Coordination and benchmarking in relation to overseas authorities

  • The Commission tends to benchmark its approach in relation to overseas authorities in the following two areas:
    • Interpretation of the Ordinance - since the substantive rules of the Ordinance are largely similar to Articles 101 and 102 of the Treaty on the Functioning of the European Union, the Commission has benefited from precedents in the EU when interpretating the Ordinance. In this respect, the Commission has also looked to other jurisdictions with competition laws (eg Canada and Australia). Such reference to overseas precedents might gradually reduce over time as the regime matures and develops its own precedents.
    • Approach to initiated cases - when the Commission approaches cases it has prioritised or initiated, it will look into similar studies or investigations overseas to understand the approach authorities overseas have taken to tackle similar issues, albeit tailoring its approach to suit the market environment in Hong Kong.
  • On the other hand, the Commission has avoided:
    • directly transplanting actions taken against specific respondents overseas into Hong Kong purely on the basis that such respondents are active in Hong Kong; and
    • handling cases without a nexus to Hong Kong. All cases initiated by the Commission to date have a sufficient connection to Hong Kong, and these have been brought to attention through local channels, such as inquiries by market players, leniency applications, the Commission’s own market intelligence or intelligence from other Hong Kong law enforcement agencies.
  • The Commission frequently coordinates with overseas authorities to share knowledge, know-how and experiences. These authorities are not limited to jurisdictions having a formal Memorandum of Understanding with Hong Kong.
  • There has been no public cross-border enforcement case in Hong Kong to date.

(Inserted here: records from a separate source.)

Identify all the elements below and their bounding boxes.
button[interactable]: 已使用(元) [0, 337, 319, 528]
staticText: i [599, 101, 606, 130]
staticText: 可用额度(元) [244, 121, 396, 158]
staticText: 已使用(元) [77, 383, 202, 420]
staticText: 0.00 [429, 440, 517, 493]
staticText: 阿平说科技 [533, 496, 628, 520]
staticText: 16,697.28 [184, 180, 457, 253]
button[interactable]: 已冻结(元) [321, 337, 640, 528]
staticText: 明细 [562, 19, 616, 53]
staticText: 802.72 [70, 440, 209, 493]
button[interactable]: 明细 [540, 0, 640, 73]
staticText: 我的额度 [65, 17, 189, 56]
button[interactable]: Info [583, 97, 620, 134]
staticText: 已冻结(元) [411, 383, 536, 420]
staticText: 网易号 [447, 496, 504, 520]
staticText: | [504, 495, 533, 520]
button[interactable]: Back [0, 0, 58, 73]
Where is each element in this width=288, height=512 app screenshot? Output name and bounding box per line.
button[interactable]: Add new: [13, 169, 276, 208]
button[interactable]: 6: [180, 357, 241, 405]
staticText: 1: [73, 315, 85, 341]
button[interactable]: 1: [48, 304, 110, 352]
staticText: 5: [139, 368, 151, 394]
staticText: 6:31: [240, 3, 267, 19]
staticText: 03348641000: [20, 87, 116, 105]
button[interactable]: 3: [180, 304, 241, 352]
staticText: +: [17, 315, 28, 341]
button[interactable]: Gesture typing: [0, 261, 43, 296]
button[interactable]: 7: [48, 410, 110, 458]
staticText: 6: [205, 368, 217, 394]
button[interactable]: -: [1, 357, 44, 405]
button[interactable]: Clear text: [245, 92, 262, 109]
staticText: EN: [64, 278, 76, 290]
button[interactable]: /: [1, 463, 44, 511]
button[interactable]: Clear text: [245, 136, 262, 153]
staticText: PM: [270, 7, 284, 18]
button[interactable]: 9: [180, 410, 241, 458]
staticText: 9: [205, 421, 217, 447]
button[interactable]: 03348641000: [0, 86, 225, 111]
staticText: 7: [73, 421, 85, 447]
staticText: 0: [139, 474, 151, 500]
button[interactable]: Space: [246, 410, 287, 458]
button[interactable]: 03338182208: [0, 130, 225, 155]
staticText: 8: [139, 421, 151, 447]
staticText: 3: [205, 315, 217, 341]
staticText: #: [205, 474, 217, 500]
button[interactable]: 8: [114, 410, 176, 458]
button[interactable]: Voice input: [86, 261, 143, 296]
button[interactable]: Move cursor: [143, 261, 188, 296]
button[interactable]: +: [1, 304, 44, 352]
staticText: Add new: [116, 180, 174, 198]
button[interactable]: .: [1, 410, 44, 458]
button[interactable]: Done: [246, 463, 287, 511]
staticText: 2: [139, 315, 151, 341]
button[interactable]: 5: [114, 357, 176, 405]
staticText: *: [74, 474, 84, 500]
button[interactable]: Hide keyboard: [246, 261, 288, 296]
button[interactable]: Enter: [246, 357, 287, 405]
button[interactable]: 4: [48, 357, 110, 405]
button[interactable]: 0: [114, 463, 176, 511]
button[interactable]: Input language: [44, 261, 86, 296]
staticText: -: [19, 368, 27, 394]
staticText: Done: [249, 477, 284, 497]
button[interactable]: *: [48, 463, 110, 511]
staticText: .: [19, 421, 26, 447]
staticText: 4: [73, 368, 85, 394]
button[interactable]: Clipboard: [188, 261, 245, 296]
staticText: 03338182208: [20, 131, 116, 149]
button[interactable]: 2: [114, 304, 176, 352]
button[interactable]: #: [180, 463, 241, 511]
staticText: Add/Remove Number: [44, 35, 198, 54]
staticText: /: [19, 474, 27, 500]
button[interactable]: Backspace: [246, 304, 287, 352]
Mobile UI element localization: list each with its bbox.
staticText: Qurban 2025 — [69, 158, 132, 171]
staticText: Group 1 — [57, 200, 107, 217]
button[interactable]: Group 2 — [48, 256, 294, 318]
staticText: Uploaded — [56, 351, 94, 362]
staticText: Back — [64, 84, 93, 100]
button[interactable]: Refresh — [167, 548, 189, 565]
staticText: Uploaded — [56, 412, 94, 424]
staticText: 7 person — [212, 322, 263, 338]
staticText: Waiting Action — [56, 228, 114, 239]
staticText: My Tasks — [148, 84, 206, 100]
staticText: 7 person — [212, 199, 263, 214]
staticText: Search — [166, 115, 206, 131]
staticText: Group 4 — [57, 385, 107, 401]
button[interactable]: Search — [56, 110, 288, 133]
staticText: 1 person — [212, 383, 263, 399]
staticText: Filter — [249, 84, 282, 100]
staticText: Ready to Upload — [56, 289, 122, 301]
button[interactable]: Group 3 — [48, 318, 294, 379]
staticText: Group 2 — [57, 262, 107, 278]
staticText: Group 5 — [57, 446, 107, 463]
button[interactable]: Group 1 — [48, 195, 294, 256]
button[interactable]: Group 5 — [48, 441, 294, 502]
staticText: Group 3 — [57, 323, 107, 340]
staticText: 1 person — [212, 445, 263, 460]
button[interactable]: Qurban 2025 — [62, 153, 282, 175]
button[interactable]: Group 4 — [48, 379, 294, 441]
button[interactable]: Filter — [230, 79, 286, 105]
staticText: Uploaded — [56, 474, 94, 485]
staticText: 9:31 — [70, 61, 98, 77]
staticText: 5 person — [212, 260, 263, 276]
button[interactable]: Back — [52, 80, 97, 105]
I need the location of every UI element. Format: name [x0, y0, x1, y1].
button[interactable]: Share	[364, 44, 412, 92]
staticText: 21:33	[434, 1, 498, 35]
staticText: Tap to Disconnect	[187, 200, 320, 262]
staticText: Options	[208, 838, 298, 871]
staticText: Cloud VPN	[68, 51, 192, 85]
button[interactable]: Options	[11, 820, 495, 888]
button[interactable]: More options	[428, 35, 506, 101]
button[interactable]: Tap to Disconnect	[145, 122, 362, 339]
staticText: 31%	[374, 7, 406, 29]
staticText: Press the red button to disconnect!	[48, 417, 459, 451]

Additional views on the US, the EU and China:

  • The State Administration for Market Regulation (SAMR) in China has historically engaged in extensive international coordination for high profile merger control cases with agencies in the EU, the US and some Asian countries too. More recently, SAMR has also established international coordination mechanisms for conduct investigations with various agencies to enable information sharing and case cooperation. There have also been some me-too type investigations although SAMR would build up the nexus to China and its own theory of harm to inform its decision.
  • In terms of international coordination, antitrust issues in relation to labour markets have become something of a hot topic. There has been increased scrutiny by antitrust authorities of agreements that restrict the solicitation or movement of employees, in particular in the US but also more recently in EU member states. The Commission produced an advisory bulletin on labour-related issues in 2018 which has since remained an area of focus for the authority.

Digital economy

  • The digital economy is one of the new focal points of the Commission’s enforcement work. The Commission has recently been looking into online delivery platforms, and it is building up its capacity and expertise to deal with cases in the digital economy.
  • When considering cases relating to the digital economy, the Commission will avoid investigating cases with little nexus to Hong Kong, or where a remedy available overseas also addresses potential issues in Hong Kong.
  • Unlike the SAMR, the Commission has no plans to issue any guidance on the digital or platform economy in the short term.

Policy developments

  • Further to its policy on Section 60 commitments, the Commission is considering issuing more policies or guidance to reflect their learnings from recent experience.
  • In respect of the treatment of sustainability agreements / ESG issues, this is an important topic and the Commission is following developments in this area closely but it has not received sufficient questions on it to warrant issuing guidance at this point.